Resiliency: it’s more than a fun day on the calendar

  • Published
  • By Lt. Col. R. Scott Grainger
  • 49th Materiel Maintenance Squadron commander
Resiliency: all of you - even those who are just starting your careers - have heard the term, seemingly a million times. Every month, we seem to have another "resiliency day," we get another briefing on how to be "resilient" Airmen, or we complete a computer-based training that talks about tools to help make us more "resilient." We almost tune that word out of our vocabulary because it is used so often, but I caution you against dismissing it so readily. Of all the traits we posses, this is potentially the most important. We gain resiliency from within ourselves as well as through the support of others.

The definition of resilience according to is: 1. the power or ability to return to the original form, position, etc., after being bent, compressed, or stretched; elasticity. 2. ability to recover readily from illness, depression, adversity, or the like; buoyancy.

As an engineer, I'm much better prepared to discuss resiliency in mechanical terms.

All materials have inherent mechanical properties, just as each person has inherent abilities to cope. Let's take a steel spring supporting a weight, for example. It has the ability to support a given weight without being permanently stretched based on the thickness of the spring, the type of steel used to make the spring, how long the weight is applied, etc. Normally, we keep that spring under some weight, but not enough to permanently deform it. If we change the conditions by adding heat, adding more weight, or leaving the load on for too long, the spring loses its ability to resist. The material is in danger of being stretched beyond repair, or - worse - breaking completely, unless we bolster the spring by building it up to make it stronger or by adding one or more springs to assist. If we don't act quickly enough, the spring will be stretched, and it takes significantly more effort to repair, if it is repairable at all.

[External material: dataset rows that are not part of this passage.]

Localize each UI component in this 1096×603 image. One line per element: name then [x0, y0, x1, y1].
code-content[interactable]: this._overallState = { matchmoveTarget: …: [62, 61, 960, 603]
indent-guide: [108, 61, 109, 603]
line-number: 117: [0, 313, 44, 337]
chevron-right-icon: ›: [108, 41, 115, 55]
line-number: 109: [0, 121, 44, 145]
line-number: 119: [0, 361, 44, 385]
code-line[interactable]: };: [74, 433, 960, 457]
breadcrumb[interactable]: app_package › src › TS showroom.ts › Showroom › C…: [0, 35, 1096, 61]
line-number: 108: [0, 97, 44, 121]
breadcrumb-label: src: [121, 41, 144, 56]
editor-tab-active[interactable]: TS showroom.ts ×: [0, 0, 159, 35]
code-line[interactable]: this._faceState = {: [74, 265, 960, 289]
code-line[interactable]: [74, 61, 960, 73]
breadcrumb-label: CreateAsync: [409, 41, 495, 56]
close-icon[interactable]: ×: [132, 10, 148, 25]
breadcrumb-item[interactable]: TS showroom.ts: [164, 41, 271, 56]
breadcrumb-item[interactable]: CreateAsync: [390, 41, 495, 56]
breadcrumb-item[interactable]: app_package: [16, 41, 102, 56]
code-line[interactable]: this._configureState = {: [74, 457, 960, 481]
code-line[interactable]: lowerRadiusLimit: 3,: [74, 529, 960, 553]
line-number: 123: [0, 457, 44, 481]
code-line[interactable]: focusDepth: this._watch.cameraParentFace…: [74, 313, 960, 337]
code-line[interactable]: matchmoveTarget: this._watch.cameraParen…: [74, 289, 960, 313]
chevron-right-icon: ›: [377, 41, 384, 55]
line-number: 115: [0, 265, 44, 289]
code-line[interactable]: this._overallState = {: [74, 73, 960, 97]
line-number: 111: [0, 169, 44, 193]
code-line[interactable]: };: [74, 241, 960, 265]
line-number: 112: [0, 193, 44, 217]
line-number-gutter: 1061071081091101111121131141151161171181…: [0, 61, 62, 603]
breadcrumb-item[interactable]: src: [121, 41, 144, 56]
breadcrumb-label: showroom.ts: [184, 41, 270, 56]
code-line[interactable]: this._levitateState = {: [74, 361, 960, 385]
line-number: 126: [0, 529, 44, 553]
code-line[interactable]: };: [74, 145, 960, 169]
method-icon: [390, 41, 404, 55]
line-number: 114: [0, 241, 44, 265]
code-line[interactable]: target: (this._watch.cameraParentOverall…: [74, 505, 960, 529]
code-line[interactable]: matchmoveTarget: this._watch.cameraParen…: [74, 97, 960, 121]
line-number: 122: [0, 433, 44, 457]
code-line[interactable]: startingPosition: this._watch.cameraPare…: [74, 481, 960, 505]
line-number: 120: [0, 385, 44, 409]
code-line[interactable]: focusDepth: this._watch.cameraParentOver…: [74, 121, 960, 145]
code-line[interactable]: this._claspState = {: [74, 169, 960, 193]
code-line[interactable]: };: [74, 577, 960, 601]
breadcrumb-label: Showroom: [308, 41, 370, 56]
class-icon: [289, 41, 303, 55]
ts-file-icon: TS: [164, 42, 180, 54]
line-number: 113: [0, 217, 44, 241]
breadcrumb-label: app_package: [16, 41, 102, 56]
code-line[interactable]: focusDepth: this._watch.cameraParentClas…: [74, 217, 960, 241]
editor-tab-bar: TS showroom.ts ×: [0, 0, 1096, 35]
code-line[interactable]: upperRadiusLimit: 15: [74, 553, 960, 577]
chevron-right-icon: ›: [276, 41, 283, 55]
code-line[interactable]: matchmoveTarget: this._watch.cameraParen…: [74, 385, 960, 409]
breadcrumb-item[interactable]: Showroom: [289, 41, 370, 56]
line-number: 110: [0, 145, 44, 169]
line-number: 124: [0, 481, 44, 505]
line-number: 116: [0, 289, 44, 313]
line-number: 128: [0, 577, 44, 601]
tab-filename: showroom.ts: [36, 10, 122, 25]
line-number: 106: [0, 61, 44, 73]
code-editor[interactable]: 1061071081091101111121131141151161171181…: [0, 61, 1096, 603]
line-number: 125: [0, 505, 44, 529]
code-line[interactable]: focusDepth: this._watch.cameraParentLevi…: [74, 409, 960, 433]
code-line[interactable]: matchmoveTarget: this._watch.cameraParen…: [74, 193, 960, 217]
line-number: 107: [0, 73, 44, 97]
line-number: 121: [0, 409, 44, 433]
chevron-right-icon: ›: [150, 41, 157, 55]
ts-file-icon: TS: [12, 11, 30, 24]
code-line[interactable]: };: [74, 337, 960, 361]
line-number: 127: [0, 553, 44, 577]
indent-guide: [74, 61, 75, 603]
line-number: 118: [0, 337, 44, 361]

People are no different. Everyone has their own ability to withstand a certain amount of stress (weight). They can bolster their abilities (build individual resiliency) through activities such as fitness, relaxation, classes, church, etc. Additionally, they can bolster their resiliency through others. When the weight is shared with others, its effect on any one person is reduced greatly, and it is much easier to carry the weight. Again, if the stress persists too long, becomes too great, or help is not received, the consequences can be catastrophic. Each one of us is too important to allow that to happen. That's why the Air Force puts such an emphasis on building resiliency.

The next time we have a resiliency day, don't just groan and say, "Didn't we just have one of those?" Take advantage of the time to build your strength up. Our business is stressful, and we will all benefit from the collective knowledge and support tools. If flexibility is the key to air power, then resiliency is the ability to keep from breaking. The Air Force needs you; heck, I need each of you to be at your peak so we are prepared for the next time duty calls.

49th Materiel Maintenance Squadron: show us the place, we'll build the base!